The temple features a central courtyard surrounded by columns and rooms, which were used for ceremonial purposes. Raqchi also includes a number of residential buildings and storehouses, which offer insights into the daily life of the Inca people. Also, the site is surrounded by beautiful mountain scenery and is a popular destination for tourists who come to explore its rich history and culture.

Inca ruins

9. Qenqo

Qenqo is an archaeological site located near Cusco, Peru. It is known for its unique rock formations and intricate carvings, which are believed to have been used for ceremonial and religious purposes by the Inca civilization. The site features a large rock outcropping that has been carved into a series of underground passages and chambers, as well as several stone structures that are believed to have been used for sacrifices and offerings. 

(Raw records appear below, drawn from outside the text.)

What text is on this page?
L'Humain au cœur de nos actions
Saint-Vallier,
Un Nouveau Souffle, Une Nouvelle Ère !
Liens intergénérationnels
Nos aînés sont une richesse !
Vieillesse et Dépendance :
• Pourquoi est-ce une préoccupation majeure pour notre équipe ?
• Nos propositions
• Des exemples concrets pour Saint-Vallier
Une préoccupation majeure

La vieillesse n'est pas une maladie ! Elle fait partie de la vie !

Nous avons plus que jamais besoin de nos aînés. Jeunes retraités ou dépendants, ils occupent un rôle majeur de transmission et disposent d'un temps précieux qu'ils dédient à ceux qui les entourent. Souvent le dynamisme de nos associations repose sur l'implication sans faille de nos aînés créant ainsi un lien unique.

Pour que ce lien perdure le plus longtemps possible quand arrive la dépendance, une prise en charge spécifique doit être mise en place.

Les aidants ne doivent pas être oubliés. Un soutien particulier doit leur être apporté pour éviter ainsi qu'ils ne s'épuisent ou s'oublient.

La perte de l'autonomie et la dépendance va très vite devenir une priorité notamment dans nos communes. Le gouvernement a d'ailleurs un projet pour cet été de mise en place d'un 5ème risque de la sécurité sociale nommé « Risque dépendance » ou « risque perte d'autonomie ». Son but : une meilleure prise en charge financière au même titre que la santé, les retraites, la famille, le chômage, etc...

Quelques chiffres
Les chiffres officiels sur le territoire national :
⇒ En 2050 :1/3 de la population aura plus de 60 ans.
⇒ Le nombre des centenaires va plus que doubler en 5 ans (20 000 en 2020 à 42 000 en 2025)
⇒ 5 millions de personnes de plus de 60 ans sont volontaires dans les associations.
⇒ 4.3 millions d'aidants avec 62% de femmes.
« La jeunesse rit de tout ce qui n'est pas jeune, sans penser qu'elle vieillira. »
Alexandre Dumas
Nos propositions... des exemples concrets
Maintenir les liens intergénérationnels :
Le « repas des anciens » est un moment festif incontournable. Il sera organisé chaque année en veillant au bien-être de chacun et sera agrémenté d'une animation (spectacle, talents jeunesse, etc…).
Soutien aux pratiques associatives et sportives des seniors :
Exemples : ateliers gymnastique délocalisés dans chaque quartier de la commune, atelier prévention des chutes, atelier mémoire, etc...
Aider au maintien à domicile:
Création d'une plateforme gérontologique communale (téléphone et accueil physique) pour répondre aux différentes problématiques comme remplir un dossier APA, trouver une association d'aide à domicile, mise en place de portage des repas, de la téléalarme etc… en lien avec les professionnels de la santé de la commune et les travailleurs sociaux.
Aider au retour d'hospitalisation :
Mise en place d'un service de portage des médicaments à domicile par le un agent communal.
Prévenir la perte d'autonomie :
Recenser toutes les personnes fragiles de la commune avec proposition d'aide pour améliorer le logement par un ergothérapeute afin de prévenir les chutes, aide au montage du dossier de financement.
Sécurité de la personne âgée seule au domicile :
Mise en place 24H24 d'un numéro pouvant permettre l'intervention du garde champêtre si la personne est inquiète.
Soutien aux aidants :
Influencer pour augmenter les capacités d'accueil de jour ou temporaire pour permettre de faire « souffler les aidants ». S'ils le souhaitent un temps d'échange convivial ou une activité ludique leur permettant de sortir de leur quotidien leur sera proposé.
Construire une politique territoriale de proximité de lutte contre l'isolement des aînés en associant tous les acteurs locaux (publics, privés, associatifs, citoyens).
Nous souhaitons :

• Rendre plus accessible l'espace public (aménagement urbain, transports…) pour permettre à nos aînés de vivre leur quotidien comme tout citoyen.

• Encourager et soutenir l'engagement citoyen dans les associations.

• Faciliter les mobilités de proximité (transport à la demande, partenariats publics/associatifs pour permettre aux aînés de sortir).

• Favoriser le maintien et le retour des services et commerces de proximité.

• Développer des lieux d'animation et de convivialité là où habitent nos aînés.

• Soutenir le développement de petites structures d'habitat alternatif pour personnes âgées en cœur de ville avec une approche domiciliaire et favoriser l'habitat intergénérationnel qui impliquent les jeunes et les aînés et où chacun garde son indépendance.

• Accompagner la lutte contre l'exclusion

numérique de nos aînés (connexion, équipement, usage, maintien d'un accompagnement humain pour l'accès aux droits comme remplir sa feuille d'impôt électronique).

One of the most impressive features of Qenqo is its large amphitheater, which was likely used for religious ceremonies and rituals. The site is surrounded by beautiful mountain scenery and is a popular destination for tourists who come to explore its rich history and culture. Qenqo is considered to be one of the most important archaeological sites in the region, and its intricate carvings and impressive architecture offer a unique glimpse into the beliefs and practices of the Inca civilization.

Inca ruins

10. Tambomachay

Tambomachay is an Inca archaeological site located just outside of Cusco, Peru. It is believed to have been used as a ceremonial site for the Inca elite, and its impressive aqueducts and fountains suggest that water played an important role in its rituals. 

The site is also known for its stunning location amidst the hills and valleys of the Andean landscape. Visitors to Tambomachay can explore the site’s various structures, including its water channels, stone walls, and intricate stonework. For those interested in Inca history and architecture, Tambomachay is a must-see destination in Peru.